Human choronic somatomammotropin stimulates the growth of mammary glands. Placental relaxin causes relaxation of the ligaments of pubic symphysis and towards the termination of pregnancy it softens and widens the opening of the cervix (lower part of uterus) for easy child birth (parturition).
Type # 6. Heart:
The cells, called cardiocytes of atria of the heart secrete peptide hormone, called atrial natriuretic factor (ANF) in response to an increased return of the deoxygenated (venous) blood. ANF inhibits the release of renin from juxtaglomerular apparatus (IGA) and thereby, inhibits NaCl reabsorption by the collecting duct and reduces aldosterone release from the adrenal gland.
Type # 7. Liver:
The liver produces a protein angiotensinogen which is changed to angiotensin II by an enzyme renin secreted by the juxtaglomerular apparatus of the nephrons in the kidney. Angiotensin stimulates the adrenal cortex to produce aldosterone. Renin works as hormone.
Type # 8. Skin:
Vitamin D is synthesized in skin epidermis from cholesterol-derived compounds in the presence of sunlight. As stated earlier vitamin D exists in two forms: calciferol or D2 and cholecalciferol or D3. Cholecalciferol is more important. It circulates in the blood. Calcitriol is active form of D3.

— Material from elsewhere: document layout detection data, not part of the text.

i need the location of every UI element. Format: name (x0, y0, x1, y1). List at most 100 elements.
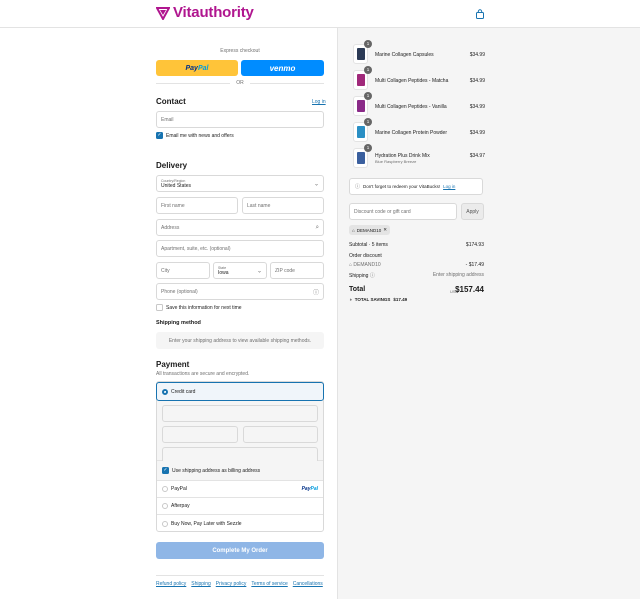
tag-icon: ⌂ (349, 262, 353, 268)
tag-icon: ⌂ (352, 227, 355, 233)
billing-address-row: ✓ Use shipping address as billing addres… (157, 461, 323, 481)
paypal-logo: PayPal (302, 486, 318, 492)
item-price: $34.99 (469, 78, 485, 84)
express-checkout-title: Express checkout (220, 48, 260, 54)
product-image-fill (357, 48, 365, 60)
cart-item: 1 Marine Collagen Protein Powder $34.99 (351, 118, 485, 142)
terms-of-service-link[interactable]: Terms of service (251, 581, 287, 587)
discount-tag: ⌂ DEMAND10 ✕ (349, 225, 391, 235)
credit-card-label: Credit card (171, 388, 196, 395)
help-icon[interactable]: ⓘ (370, 273, 375, 279)
order-discount-row: Order discount (349, 253, 484, 259)
paypal-option-label: PayPal (171, 486, 187, 492)
billing-same-checkbox[interactable]: ✓ (162, 467, 169, 474)
vitabucks-notice: ⓘ Don't forget to redeem your VitaBucks!… (349, 178, 483, 195)
savings-icon: ◑ (349, 297, 352, 302)
shipping-method-message: Enter your shipping address to view avai… (156, 332, 324, 349)
credit-card-radio[interactable] (162, 388, 168, 395)
chevron-down-icon: ⌄ (313, 181, 319, 187)
paypal-logo-part: Pay (185, 64, 198, 72)
payment-options: Credit card ✓ Use shipping address as bi… (156, 381, 324, 532)
item-variant: Blue Raspberry Breeze (375, 159, 417, 164)
subtotal-label: Subtotal · 5 items (349, 242, 388, 248)
quantity-badge: 1 (364, 118, 372, 126)
card-number-field[interactable] (162, 405, 318, 422)
expiration-field[interactable] (162, 426, 238, 443)
first-name-field[interactable]: First name (156, 197, 238, 214)
discount-code-input[interactable]: Discount code or gift card (349, 203, 457, 220)
country-select-value: United States (161, 182, 192, 189)
item-price: $34.99 (469, 104, 485, 110)
footer-links: Refund policy Shipping Privacy policy Te… (156, 575, 324, 587)
country-select[interactable]: Country/Region United States ⌄ (156, 175, 324, 192)
item-price: $34.97 (469, 153, 485, 159)
cancellations-link[interactable]: Cancellations (293, 581, 323, 587)
shipping-method-heading: Shipping method (156, 320, 201, 326)
shipping-row: Shipping ⓘ Enter shipping address (349, 272, 484, 279)
complete-order-button[interactable]: Complete My Order (156, 542, 324, 559)
quantity-badge: 1 (364, 40, 372, 48)
search-icon: ⌕ (315, 224, 319, 230)
paypal-express-button[interactable]: Pay Pal (156, 60, 238, 76)
payment-subtitle: All transactions are secure and encrypte… (156, 371, 250, 377)
afterpay-option[interactable]: Afterpay (157, 498, 323, 515)
save-info-label: Save this information for next time (166, 305, 242, 311)
cart-item: 1 Multi Collagen Peptides - Matcha $34.9… (351, 66, 485, 90)
remove-discount-icon[interactable]: ✕ (383, 227, 387, 233)
total-value: $157.44 (455, 285, 484, 294)
shipping-link[interactable]: Shipping (191, 581, 210, 587)
payment-heading: Payment (156, 360, 190, 369)
savings-label: TOTAL SAVINGS (354, 297, 391, 302)
item-name: Marine Collagen Capsules (375, 52, 434, 58)
news-checkbox-label: Email me with news and offers (166, 133, 234, 139)
city-field[interactable]: City (156, 262, 210, 279)
brand-name: Vitauthority (173, 4, 254, 21)
brand-logo[interactable]: Vitauthority (156, 4, 254, 21)
or-divider: OR (156, 80, 324, 86)
subtotal-value: $174.93 (465, 242, 484, 248)
paypal-radio[interactable] (162, 486, 168, 492)
apartment-field[interactable]: Apartment, suite, etc. (optional) (156, 240, 324, 257)
savings-value: $17.49 (393, 297, 408, 302)
shipping-value: Enter shipping address (432, 272, 484, 278)
afterpay-option-label: Afterpay (171, 503, 190, 509)
state-select[interactable]: State Iowa ⌄ (213, 262, 267, 279)
quantity-badge: 1 (364, 66, 372, 74)
email-field[interactable]: Email (156, 111, 324, 128)
refund-policy-link[interactable]: Refund policy (156, 581, 186, 587)
security-code-field[interactable] (243, 426, 318, 443)
last-name-field[interactable]: Last name (242, 197, 324, 214)
privacy-policy-link[interactable]: Privacy policy (216, 581, 247, 587)
news-checkbox[interactable]: ✓ (156, 132, 163, 139)
contact-heading: Contact (156, 97, 186, 106)
state-select-value: Iowa (218, 269, 229, 276)
zip-field[interactable]: ZIP code (270, 262, 324, 279)
discount-code-label: DEMAND10 (353, 262, 381, 268)
billing-same-label: Use shipping address as billing address (172, 468, 261, 474)
paypal-logo-part: Pal (197, 64, 209, 72)
address-field[interactable]: Address ⌕ (156, 219, 324, 236)
help-icon[interactable]: ⓘ (313, 287, 319, 296)
paypal-option[interactable]: PayPal PayPal (157, 481, 323, 498)
login-link[interactable]: Log in (312, 99, 326, 105)
card-fields-panel (157, 401, 323, 464)
vitabucks-login-link[interactable]: Log in (443, 184, 455, 189)
discount-code-row: ⌂ DEMAND10 - $17.49 (349, 262, 484, 268)
quantity-badge: 1 (364, 92, 372, 100)
sezzle-radio[interactable] (162, 520, 168, 527)
shopping-bag-icon[interactable] (475, 9, 485, 19)
afterpay-radio[interactable] (162, 503, 168, 509)
phone-field[interactable]: Phone (optional) ⓘ (156, 283, 324, 300)
vitabucks-notice-text: Don't forget to redeem your VitaBucks! (363, 184, 441, 189)
sezzle-option[interactable]: Buy Now, Pay Later with Sezzle (157, 515, 323, 532)
product-image-fill (357, 100, 365, 112)
delivery-heading: Delivery (156, 161, 188, 170)
save-info-checkbox[interactable] (156, 304, 163, 311)
product-image-fill (357, 126, 365, 138)
item-price: $34.99 (469, 130, 485, 136)
chevron-down-icon: ⌄ (256, 268, 262, 274)
venmo-express-button[interactable]: venmo (241, 60, 324, 76)
total-savings: ◑ TOTAL SAVINGS $17.49 (349, 297, 407, 302)
apply-discount-button[interactable]: Apply (461, 203, 484, 220)
credit-card-option[interactable]: Credit card (156, 382, 324, 401)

It increases absorption of calcium and phosphorus from chyme in the small intestine and accelerates bone formation. It is, therefore, required for growth of body and bone formation. Its deficiency causes rickets in children and osteomalacia in adults.
Eicosanoids (Local Hormones):
Eicosanoids (eicos- twenty forms; оid- resembling) are derived from the 20-carbon fatty acid— arachidonic acid. The eicosanoids are important local hormones. The two major types of eicosanoids are prostaglandins and leukotriene’s.

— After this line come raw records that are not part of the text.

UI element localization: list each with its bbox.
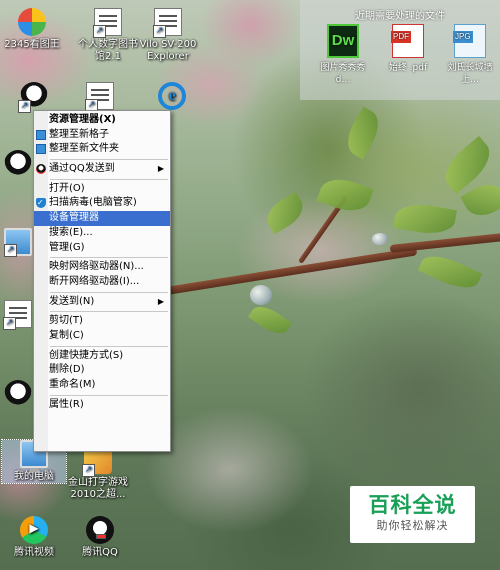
tencent-video-icon xyxy=(20,516,48,544)
wallpaper-leaf xyxy=(417,248,483,296)
wallpaper-branch xyxy=(159,247,418,296)
menu-item-properties[interactable]: 属性(R) xyxy=(34,398,170,413)
menu-item-rename[interactable]: 重命名(M) xyxy=(34,378,170,393)
menu-item-search[interactable]: 搜索(E)... xyxy=(34,226,170,241)
wallpaper-leaf xyxy=(261,191,309,235)
submenu-arrow-icon: ▶ xyxy=(157,296,164,306)
desktop-icon-folder-2[interactable] xyxy=(68,82,132,113)
submenu-arrow-icon: ▶ xyxy=(157,164,164,174)
brand-subtitle: 助你轻松解决 xyxy=(376,519,449,532)
recent-files-panel: 近期需要处理的文件 Dw 图片秀秀秀 d… PDF 始终 .pdf JPG 刘氏… xyxy=(300,0,500,100)
qq-browser-icon xyxy=(4,150,32,178)
menu-item-cut[interactable]: 剪切(T) xyxy=(34,314,170,329)
menu-item-create-shortcut[interactable]: 创建快捷方式(S) xyxy=(34,349,170,364)
menu-item-disconnect-drive[interactable]: 断开网络驱动器(I)... xyxy=(34,275,170,290)
tencent-qq-icon xyxy=(86,516,114,544)
desktop-icon-label: 2345看图王 xyxy=(4,39,60,50)
context-menu: 资源管理器(X) 整理至新格子 整理至新文件夹 通过QQ发送到▶ 打开(O) 扫… xyxy=(33,110,171,452)
desktop-icon-my-documents[interactable] xyxy=(2,82,66,113)
menu-item-manage[interactable]: 管理(G) xyxy=(34,241,170,256)
menu-separator xyxy=(50,394,168,396)
menu-item-device-manager[interactable]: 设备管理器 xyxy=(34,211,170,226)
app-shortcut-icon xyxy=(3,300,32,330)
wallpaper-leaf xyxy=(393,200,457,238)
desktop-icon-2345-viewer[interactable]: 2345看图王 xyxy=(0,8,64,51)
menu-item-open[interactable]: 打开(O) xyxy=(34,182,170,197)
menu-item-copy[interactable]: 复制(C) xyxy=(34,329,170,344)
document-shortcut-icon xyxy=(85,82,114,112)
recent-files-title: 近期需要处理的文件 xyxy=(355,11,445,22)
desktop-icon-label: 腾讯QQ xyxy=(82,547,118,558)
folder-icon xyxy=(36,144,46,155)
water-droplet xyxy=(250,285,272,305)
wallpaper-branch xyxy=(389,232,500,253)
menu-separator xyxy=(50,291,168,293)
menu-item-scan-virus[interactable]: 扫描病毒(电脑管家) xyxy=(34,196,170,211)
2345-viewer-icon xyxy=(18,8,46,36)
menu-separator xyxy=(50,311,168,313)
desktop-icon-label: 金山打字游戏2010之超... xyxy=(68,477,128,500)
desktop-icon-tencent-video[interactable]: 腾讯视频 xyxy=(2,516,66,559)
brand-title: 百科全说 xyxy=(368,493,457,517)
shield-icon xyxy=(36,196,46,211)
document-shortcut-icon xyxy=(93,8,122,38)
menu-separator xyxy=(50,159,168,161)
recent-file-label: 图片秀秀秀 d… xyxy=(320,63,366,85)
desktop-icon-digital-library[interactable]: 个人数字图书馆2.1 xyxy=(76,8,140,63)
recent-file-item[interactable]: PDF 始终 .pdf xyxy=(378,24,438,74)
desktop-icon-label: 个人数字图书馆2.1 xyxy=(78,39,138,62)
qq-icon xyxy=(4,380,32,408)
dvdfab-icon xyxy=(4,228,32,257)
jpg-file-icon: JPG xyxy=(453,24,486,58)
desktop-icon-tencent-qq[interactable]: 腾讯QQ xyxy=(68,516,132,559)
recent-file-label: 刘氏长城墙上… xyxy=(447,63,493,85)
menu-separator xyxy=(50,257,168,259)
pdf-file-icon: PDF xyxy=(391,24,424,58)
brand-watermark: 百科全说 助你轻松解决 xyxy=(350,486,475,543)
menu-item-organize-grid[interactable]: 整理至新格子 xyxy=(34,128,170,143)
desktop-icon-ie[interactable]: e xyxy=(140,82,204,113)
internet-explorer-icon: e xyxy=(158,82,186,110)
desktop-icon-vilo-explorer[interactable]: Vilo SV-200 Explorer xyxy=(136,8,200,63)
dreamweaver-file-icon: Dw xyxy=(327,24,359,58)
menu-item-organize-folder[interactable]: 整理至新文件夹 xyxy=(34,142,170,157)
menu-item-send-via-qq[interactable]: 通过QQ发送到 ▶ xyxy=(34,162,170,177)
document-shortcut-icon xyxy=(18,82,48,113)
document-shortcut-icon xyxy=(153,8,182,38)
menu-item-send-to[interactable]: 发送到(N) ▶ xyxy=(34,295,170,310)
water-droplet xyxy=(372,233,388,245)
desktop-icon-label: 腾讯视频 xyxy=(14,547,54,558)
recent-file-item[interactable]: Dw 图片秀秀秀 d… xyxy=(313,24,373,86)
wallpaper-leaf xyxy=(247,300,293,340)
grid-icon xyxy=(36,129,46,140)
desktop-icon-label: Vilo SV-200 Explorer xyxy=(139,39,197,62)
wallpaper-leaf xyxy=(340,106,386,160)
recent-file-label: 始终 .pdf xyxy=(388,63,428,73)
menu-item-delete[interactable]: 删除(D) xyxy=(34,363,170,378)
desktop-icon-typing-game[interactable]: 金山打字游戏2010之超... xyxy=(66,446,130,501)
menu-separator xyxy=(50,178,168,180)
qq-icon xyxy=(36,164,46,175)
menu-item-map-drive[interactable]: 映射网络驱动器(N)... xyxy=(34,260,170,275)
recent-file-item[interactable]: JPG 刘氏长城墙上… xyxy=(440,24,500,86)
desktop-icon-label: 我的电脑 xyxy=(14,471,54,482)
menu-item-explorer[interactable]: 资源管理器(X) xyxy=(34,113,170,128)
wallpaper-leaf xyxy=(316,172,374,218)
menu-separator xyxy=(50,345,168,347)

Because they were first found in semen (which is produced partly by the prostate gland), they were named prostaglandins. These are secreted by many organs (e.g., kidneys, gonads, seminal vesicles, thymus, brain, etc.). Traces of prostaglandins are sufficient to cause contraction of smooth muscles.
Prostaglandins of seminal vesicles mix with semen. When semen is ejected into the female’s vagina prostaglandins contract uterine muscles to facilitate ascending of sperms into the Fallopian tubes.

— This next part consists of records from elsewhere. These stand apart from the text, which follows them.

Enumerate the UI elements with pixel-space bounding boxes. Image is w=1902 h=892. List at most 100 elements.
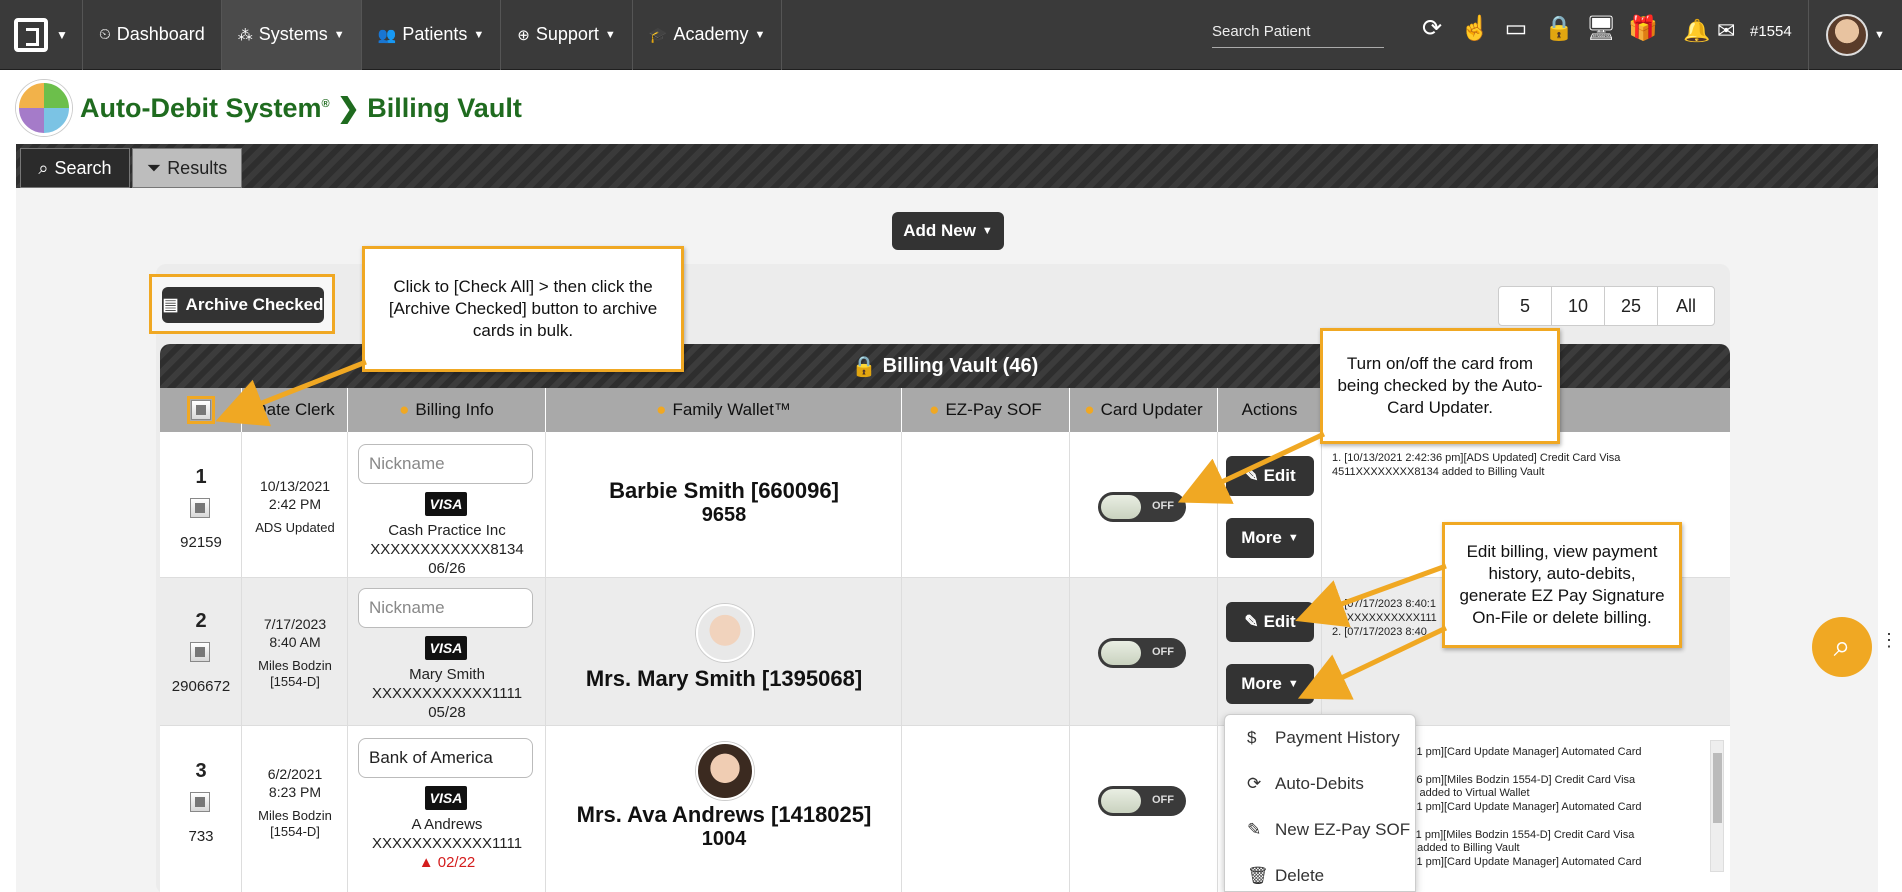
card-expiry: 05/28: [428, 703, 466, 721]
wallet-patient[interactable]: Barbie Smith [660096] 9658: [546, 478, 902, 527]
dashboard-icon: ⏲: [99, 26, 111, 43]
scrollbar-thumb[interactable]: [1713, 753, 1722, 823]
check-all-checkbox[interactable]: [190, 400, 211, 420]
wallet-patient[interactable]: Mrs. Mary Smith [1395068]: [546, 666, 902, 692]
page-size-5[interactable]: 5: [1499, 287, 1552, 325]
notes-log: :27:31 pm][Card Update Manager] Automate…: [1392, 746, 1710, 870]
log-line: OFF: [1392, 815, 1710, 829]
search-fab-button[interactable]: ⌕: [1812, 617, 1872, 677]
more-button[interactable]: More ▼: [1226, 518, 1314, 558]
card-holder: Cash Practice Inc: [388, 522, 506, 539]
tab-search[interactable]: ⌕ Search: [20, 148, 130, 188]
notes-scrollbar[interactable]: [1710, 740, 1724, 872]
add-new-button[interactable]: Add New ▼: [892, 212, 1004, 250]
app-logo-menu[interactable]: ▼: [0, 0, 83, 70]
header-actions: Actions: [1218, 388, 1322, 432]
edit-button[interactable]: ✎ Edit: [1226, 602, 1314, 642]
tabs-bar: ⌕ Search ⏷ Results: [16, 144, 1878, 188]
card-updater-toggle[interactable]: OFF: [1098, 786, 1186, 816]
search-patient-input[interactable]: Search Patient: [1212, 20, 1384, 48]
caret-down-icon: ▼: [473, 28, 485, 41]
nav-academy[interactable]: 🎓 Academy ▼: [633, 0, 783, 70]
lock-icon: 🔒: [851, 355, 877, 378]
row-select-cell: 2 2906672: [160, 578, 242, 725]
nav-patients[interactable]: 👥 Patients ▼: [362, 0, 502, 70]
row-id: 92159: [180, 534, 222, 551]
nickname-input[interactable]: Bank of America: [358, 738, 533, 778]
card-updater-toggle[interactable]: OFF: [1098, 492, 1186, 522]
menu-item-payment-history[interactable]: $ Payment History: [1225, 715, 1415, 761]
row-date: 10/13/2021: [259, 478, 331, 494]
breadcrumb-system[interactable]: Auto-Debit System: [80, 93, 322, 123]
user-menu[interactable]: ▼: [1808, 0, 1902, 70]
log-line: 4511XXXXXXXX8134 added to Billing Vault: [1332, 465, 1545, 478]
billing-details: A Andrews XXXXXXXXXXXX1111 ▲ 02/22: [348, 816, 546, 872]
nickname-input[interactable]: Nickname: [358, 444, 533, 484]
card-holder: A Andrews: [411, 816, 483, 833]
envelope-icon[interactable]: ✉: [1717, 18, 1735, 44]
menu-item-auto-debits[interactable]: ⟳ Auto-Debits: [1225, 761, 1415, 807]
toolbar-icons: ⟳ ☝ ▭ 🔒 🖥 🎁: [1418, 14, 1658, 43]
edit-button[interactable]: ✎ Edit: [1226, 456, 1314, 496]
archive-highlight: ▤ Archive Checked: [149, 274, 335, 334]
dollar-icon: $: [1247, 728, 1257, 747]
row-time: 2:42 PM: [268, 495, 322, 512]
row-clerk: Miles Bodzin: [258, 807, 332, 823]
billing-info-cell: Nickname VISA Cash Practice Inc XXXXXXXX…: [348, 432, 546, 577]
nav-patients-label: Patients: [402, 24, 468, 44]
help-icon[interactable]: ●: [399, 401, 409, 419]
archive-checked-button[interactable]: ▤ Archive Checked: [162, 287, 324, 323]
trademark: ®: [321, 97, 330, 110]
row-checkbox[interactable]: [190, 498, 210, 518]
nickname-input[interactable]: Nickname: [358, 588, 533, 628]
caret-down-icon: ▼: [1287, 678, 1299, 690]
header-ezpay-sof-label: EZ-Pay SOF: [945, 400, 1042, 420]
lock-icon[interactable]: 🔒: [1544, 14, 1574, 43]
log-line: :27:31 pm][Card Update Manager] Automate…: [1392, 746, 1642, 758]
card-updater-cell: OFF: [1070, 432, 1218, 577]
toggle-state: OFF: [1152, 794, 1174, 806]
menu-item-delete[interactable]: 🗑 Delete: [1225, 853, 1415, 892]
archive-icon: ▤: [162, 295, 179, 314]
page-size-10[interactable]: 10: [1552, 287, 1605, 325]
card-number: XXXXXXXXXXXX8134: [370, 540, 524, 558]
more-dropdown-menu: $ Payment History ⟳ Auto-Debits ✎ New EZ…: [1224, 714, 1416, 892]
log-line: :00:56 pm][Miles Bodzin 1554-D] Credit C…: [1392, 773, 1636, 786]
help-icon[interactable]: ●: [929, 401, 939, 419]
tab-results[interactable]: ⏷ Results: [132, 148, 242, 188]
drag-handle-icon[interactable]: ⋮⋮: [1880, 631, 1902, 649]
nav-support[interactable]: ⊕ Support ▼: [501, 0, 633, 70]
more-button[interactable]: More ▼: [1226, 664, 1314, 704]
nav-systems[interactable]: ⁂ Systems ▼: [221, 0, 362, 70]
nav-systems-label: Systems: [258, 24, 328, 44]
more-label: More: [1241, 528, 1282, 547]
row-date: 7/17/2023: [263, 616, 327, 632]
help-icon[interactable]: ●: [656, 401, 666, 419]
page-size-25[interactable]: 25: [1605, 287, 1658, 325]
card-updater-toggle[interactable]: OFF: [1098, 638, 1186, 668]
tab-results-label: Results: [167, 157, 228, 178]
card-number: XXXXXXXXXXXX1111: [371, 834, 523, 852]
callout-archive: Click to [Check All] > then click the [A…: [362, 246, 684, 372]
date-clerk-cell: 7/17/2023 8:40 AM Miles Bodzin [1554-D]: [242, 578, 348, 725]
pointer-hand-icon[interactable]: ☝: [1460, 14, 1490, 43]
bell-icon[interactable]: 🔔: [1683, 18, 1710, 44]
nav-dashboard[interactable]: ⏲ Dashboard: [83, 0, 222, 70]
page-size-all[interactable]: All: [1658, 287, 1714, 325]
ezpay-sof-cell: [902, 726, 1070, 892]
menu-item-new-ezpay-sof[interactable]: ✎ New EZ-Pay SOF: [1225, 807, 1415, 853]
sync-icon[interactable]: ⟳: [1418, 14, 1446, 43]
row-date: 6/2/2021: [267, 766, 323, 782]
header-card-updater-label: Card Updater: [1100, 400, 1203, 420]
wallet-patient[interactable]: Mrs. Ava Andrews [1418025] 1004: [546, 802, 902, 851]
monitor-dollar-icon[interactable]: 🖥: [1586, 14, 1616, 43]
gift-icon[interactable]: 🎁: [1628, 14, 1658, 43]
row-checkbox[interactable]: [190, 792, 210, 812]
header-card-updater: ● Card Updater: [1070, 388, 1218, 432]
header-family-wallet: ● Family Wallet™: [546, 388, 902, 432]
help-icon[interactable]: ●: [1084, 401, 1094, 419]
row-checkbox[interactable]: [190, 642, 210, 662]
credit-card-icon[interactable]: ▭: [1502, 14, 1530, 43]
header-date-clerk[interactable]: Date Clerk: [242, 388, 348, 432]
billing-details: Cash Practice Inc XXXXXXXXXXXX8134 06/26: [348, 522, 546, 578]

Synthetic prostaglandins are now used for birth control, for inducing labour pains, abortion, cure of asthma, etc. Although the prostaglandins behave like hormones yet they do not meet the requirements of true hormones for two reasons. First they are not produced by distinct glands. Second, they are metabolized so rapidly after they are released that they cannot travel in the blood for any significant distance.
Leukotriene’s are the mediators of allergic response. They also promote responses during inflammation. The release of leukotriene’s is increased when some allergic agents combine with antibodies like IgE. The leukotriene’s cause bronchiolar constriction, arteriolar constriction, vascular permeability and attraction of neutrophils and eosinophil’s towards the site of inflammation.